Jack Sparrow was going to drink himself to death.

He decided it was a far better death than slow starvation or an ignoble bullet to the brain. What better way for the most notorious pirate in the Spanish Main to perish? What could be more fitting than death by the sweetest nectar in the world? Yes, Jack Sparrow would go out with a silly smile on his face and an empty bottle in his hand.

After drinking four bottles of the heady rum, he had spent the next two hours being violently sick, and in the aftermath, he realized that drinking oneself to death was not as easy as it seemed. Then he saw a ship in the distance.

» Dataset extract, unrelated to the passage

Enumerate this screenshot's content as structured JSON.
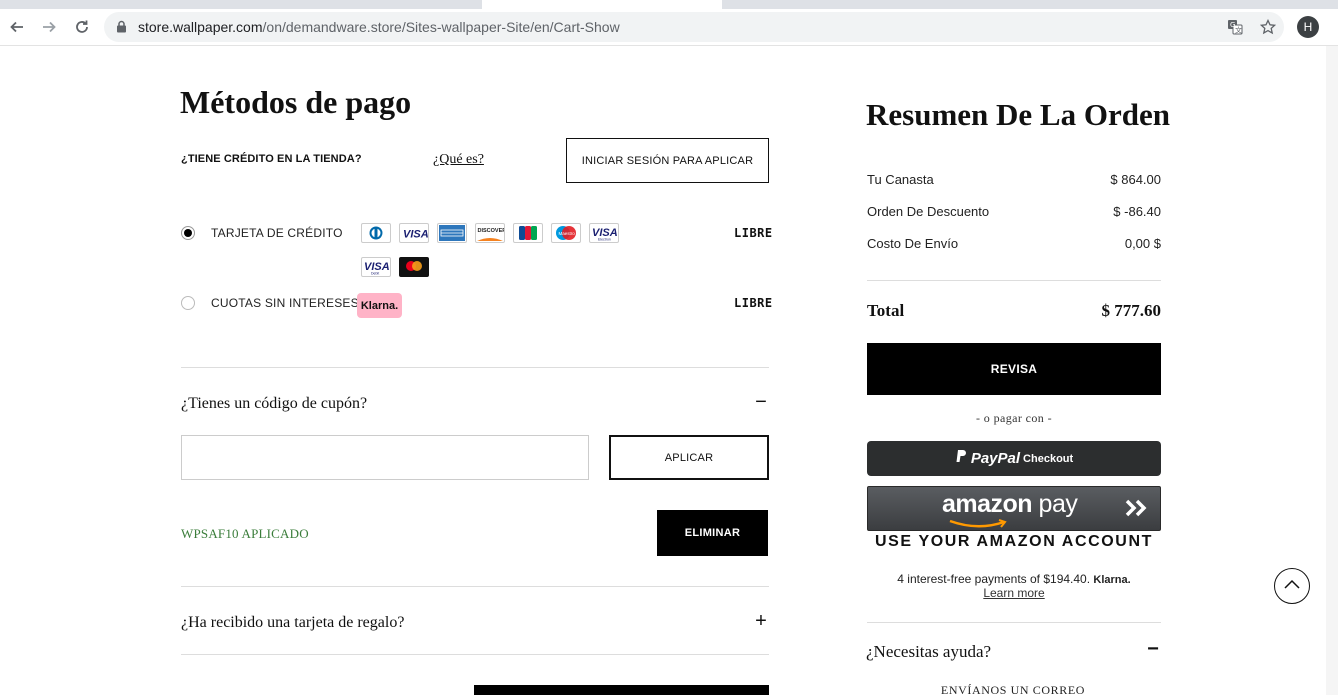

The rumrunners were not pleased to see that their cache had been broken into, but they were pacified by the contents of the purse that Barbossa had not managed to liberate Jack of, and soon he was sailing away from the accursed island.

He spent three months with the rumrunners, and his previous notions of the ease – and therefore dullness – of smuggling were challenged. The men on the ship had the action honed to an art; the loading of the cargo, the careful forgery of essential documents, the impassive faces as the holds were searched for contraband. Jack learned tactics and little tips he had never even dreamed of, and his agile mind was already at work devising ways to apply them to other illegal activities.

He never refused an offer to smuggle again. He was quite aware that were it not for smugglers, he would be nothing but bones on the sand of an unnamed island somewhere in the ocean…

…preferably with an empty bottle clutched in a skeleton grip.